Asset versus stock sale

There are two types of sale transactions that will dictate the tax consequences:

  • Asset sale – for example, a prospective buyer will purchase the restaurant’s kitchen equipment, tables and chairs and all interior design work.
  • Stock sale – the owner sells his or her membership interest. In this case, the sales price typically includes the assumed liabilities.

Learn more about the major issues impacting restaurant owners today

Allocation of purchase price

In an asset sale, the seller and buyer negotiate how the purchase proceeds are allocated amongst the assets, which has a significant impact on the federal tax liability.

  • Seller’s perspective – The seller’s desire is to allocate more of the purchase price to capital gain assets. This is because the tax rate for capital gains is generally 20%. Compare that rate to the top ordinary income tax rate of 37%. Generally, capital gain assets include the goodwill of the restaurant, which is the intangible property that can include the name brand, recipes, customer base and other similar items. Goodwill is recorded when the purchase price is higher than the amounts allocated to all identifiable assets purchased.
  • Buyer’s perspective – The buyer will want to allocate more of the purchase price to the physical assets of the restaurant because they depreciate over a shorter life, which reduces the buyer’s income. Let’s say part of the assets acquired include kitchen equipment and goodwill. The buyer will want to allocate as much is reasonably possible to kitchen equipment because the typical life for that is five years compared to goodwill, which is taken as an expense over 15 years.

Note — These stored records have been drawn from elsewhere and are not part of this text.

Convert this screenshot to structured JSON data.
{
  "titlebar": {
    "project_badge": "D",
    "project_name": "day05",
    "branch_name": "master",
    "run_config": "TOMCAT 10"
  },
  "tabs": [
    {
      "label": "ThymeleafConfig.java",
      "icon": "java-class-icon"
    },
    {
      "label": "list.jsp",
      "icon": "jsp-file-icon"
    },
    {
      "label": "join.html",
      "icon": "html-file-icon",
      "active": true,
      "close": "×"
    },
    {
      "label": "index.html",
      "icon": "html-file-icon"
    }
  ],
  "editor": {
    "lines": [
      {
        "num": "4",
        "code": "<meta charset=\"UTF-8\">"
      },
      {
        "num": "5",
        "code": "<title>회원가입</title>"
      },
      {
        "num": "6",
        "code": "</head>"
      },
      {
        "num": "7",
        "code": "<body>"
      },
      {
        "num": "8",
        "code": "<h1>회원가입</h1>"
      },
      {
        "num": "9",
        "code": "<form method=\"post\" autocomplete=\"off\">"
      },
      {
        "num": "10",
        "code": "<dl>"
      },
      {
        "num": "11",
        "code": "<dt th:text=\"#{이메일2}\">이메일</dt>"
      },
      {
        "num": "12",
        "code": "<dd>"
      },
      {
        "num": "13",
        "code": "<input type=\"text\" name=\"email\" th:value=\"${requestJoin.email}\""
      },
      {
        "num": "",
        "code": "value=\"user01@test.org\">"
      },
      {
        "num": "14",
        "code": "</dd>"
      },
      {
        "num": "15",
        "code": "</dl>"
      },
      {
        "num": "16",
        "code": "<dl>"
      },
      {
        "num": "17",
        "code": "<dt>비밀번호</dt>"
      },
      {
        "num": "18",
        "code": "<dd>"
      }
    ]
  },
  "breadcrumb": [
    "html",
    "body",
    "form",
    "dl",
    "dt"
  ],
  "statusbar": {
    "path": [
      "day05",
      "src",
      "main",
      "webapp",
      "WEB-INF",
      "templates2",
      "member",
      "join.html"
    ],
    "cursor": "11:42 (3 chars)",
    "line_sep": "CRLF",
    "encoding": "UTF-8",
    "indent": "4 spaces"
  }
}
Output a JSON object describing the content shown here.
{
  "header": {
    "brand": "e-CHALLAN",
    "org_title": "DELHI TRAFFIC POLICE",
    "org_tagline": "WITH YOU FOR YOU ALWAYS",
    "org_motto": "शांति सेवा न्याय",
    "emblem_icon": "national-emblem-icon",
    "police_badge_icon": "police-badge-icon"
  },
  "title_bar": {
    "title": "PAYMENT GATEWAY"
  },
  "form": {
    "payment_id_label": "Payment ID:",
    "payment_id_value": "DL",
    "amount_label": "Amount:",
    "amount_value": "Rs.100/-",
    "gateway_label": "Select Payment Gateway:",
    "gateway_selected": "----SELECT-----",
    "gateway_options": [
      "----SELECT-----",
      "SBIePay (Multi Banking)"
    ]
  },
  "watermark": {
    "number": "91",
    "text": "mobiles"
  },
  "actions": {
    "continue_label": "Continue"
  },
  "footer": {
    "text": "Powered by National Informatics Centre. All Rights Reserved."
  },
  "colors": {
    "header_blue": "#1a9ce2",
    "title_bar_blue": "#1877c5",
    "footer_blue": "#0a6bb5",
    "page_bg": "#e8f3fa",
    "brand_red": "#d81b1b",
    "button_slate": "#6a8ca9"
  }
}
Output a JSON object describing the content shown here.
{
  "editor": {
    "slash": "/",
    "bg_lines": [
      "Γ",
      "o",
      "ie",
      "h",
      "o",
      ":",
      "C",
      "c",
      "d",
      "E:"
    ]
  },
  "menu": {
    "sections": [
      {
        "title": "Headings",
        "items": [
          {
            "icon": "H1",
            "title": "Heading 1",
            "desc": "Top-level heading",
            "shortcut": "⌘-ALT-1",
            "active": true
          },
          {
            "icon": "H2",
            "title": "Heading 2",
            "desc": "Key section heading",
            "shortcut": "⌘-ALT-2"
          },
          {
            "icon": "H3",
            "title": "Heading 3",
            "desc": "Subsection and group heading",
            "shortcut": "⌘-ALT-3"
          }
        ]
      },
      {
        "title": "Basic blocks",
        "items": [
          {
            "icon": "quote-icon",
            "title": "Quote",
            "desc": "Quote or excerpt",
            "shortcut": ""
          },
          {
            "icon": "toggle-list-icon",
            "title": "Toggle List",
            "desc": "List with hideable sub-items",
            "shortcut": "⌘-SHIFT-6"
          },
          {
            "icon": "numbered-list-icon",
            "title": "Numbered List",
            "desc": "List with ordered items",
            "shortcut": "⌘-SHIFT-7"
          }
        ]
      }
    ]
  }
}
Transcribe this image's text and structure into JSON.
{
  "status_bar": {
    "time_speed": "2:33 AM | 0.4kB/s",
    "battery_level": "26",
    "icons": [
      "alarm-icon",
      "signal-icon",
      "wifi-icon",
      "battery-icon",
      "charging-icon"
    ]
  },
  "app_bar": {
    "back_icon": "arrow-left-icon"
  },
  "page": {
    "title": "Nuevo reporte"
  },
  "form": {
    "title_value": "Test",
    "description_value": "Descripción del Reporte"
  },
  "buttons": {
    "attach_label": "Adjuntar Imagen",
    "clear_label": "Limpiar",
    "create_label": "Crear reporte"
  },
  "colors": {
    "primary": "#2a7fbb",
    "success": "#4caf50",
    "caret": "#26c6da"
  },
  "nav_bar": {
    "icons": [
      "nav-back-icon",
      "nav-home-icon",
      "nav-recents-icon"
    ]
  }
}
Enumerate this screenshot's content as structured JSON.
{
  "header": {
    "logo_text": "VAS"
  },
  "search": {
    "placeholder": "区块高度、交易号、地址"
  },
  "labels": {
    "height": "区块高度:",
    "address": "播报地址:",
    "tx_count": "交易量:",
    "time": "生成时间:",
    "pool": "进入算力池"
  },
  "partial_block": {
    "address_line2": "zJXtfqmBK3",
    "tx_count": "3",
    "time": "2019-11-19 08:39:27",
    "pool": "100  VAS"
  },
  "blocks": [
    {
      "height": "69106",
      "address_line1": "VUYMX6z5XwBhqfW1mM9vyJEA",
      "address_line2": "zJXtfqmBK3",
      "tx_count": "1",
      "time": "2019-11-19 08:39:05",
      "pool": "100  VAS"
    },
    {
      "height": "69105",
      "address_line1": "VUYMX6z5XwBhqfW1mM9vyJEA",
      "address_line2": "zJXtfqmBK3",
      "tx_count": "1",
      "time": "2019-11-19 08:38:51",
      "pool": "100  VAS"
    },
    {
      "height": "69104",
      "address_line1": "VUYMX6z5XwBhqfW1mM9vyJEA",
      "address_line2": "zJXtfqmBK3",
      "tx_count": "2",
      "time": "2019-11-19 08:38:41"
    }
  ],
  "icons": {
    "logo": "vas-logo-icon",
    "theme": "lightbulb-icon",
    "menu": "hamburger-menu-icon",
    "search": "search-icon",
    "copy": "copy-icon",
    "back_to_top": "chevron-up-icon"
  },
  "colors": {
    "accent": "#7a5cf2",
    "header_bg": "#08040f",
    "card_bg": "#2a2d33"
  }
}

In a stock sale, there is no allocation of a purchase price. This is because nothing changes for the entity of the seller. For example, if a buyer purchased stock for $1 million, the cost of the kitchen equipment, tables and chairs and other assets remains the same. This can be a disadvantage for the buyer in that paying $1 million for the stock, while providing tax basis, does not provide immediate depreciation or amortization advantages. The buyer continues to depreciate the existing fixed assets over their remaining useful life. This is the reason most sales of businesses are structured as asset sales.

Don’t miss: Section 163(j) – tax trap for the unwary!

Sometimes there are restrictions on the transfer of assets that cause the buyer to acquire stock. There are options for a buyer using certain elections within the tax code when they purchase the stock for legal purposes. That would keep the existing entity intact, preserving non-transferable assets. Those elections also allow the buyer to acquire the assets for tax purposes. This would provide the tax benefits a buyer typically wants. Another method to mitigate the harsh results to a buyer of stock is to negotiate a covenant not to compete, which allows the buyer to amortize costs associated with the non-compete agreement to be expensed over 15 years. The amount allocated to the non-compete will be ordinary income to the seller, however.

State taxes

Often overlooked in the sale of a restaurant are the state tax consequences. Each state has its own varying rates. Generally, at the state level, there is no differentiation between an ordinary gain or a capital gain. In addition, some states may impose a sales tax on the transfer of tangible personal property in an asset sale. This may come as a surprise to the seller after the deal is done.

We highly recommended you review various tax scenarios during the negotiation of the sale to understand the tax consequences and maximize after-tax cash proceeds. Due to the complexities of selling your restaurant, it’s important to work with your attorney and tax advisor in anticipation of a sale to get you the best result.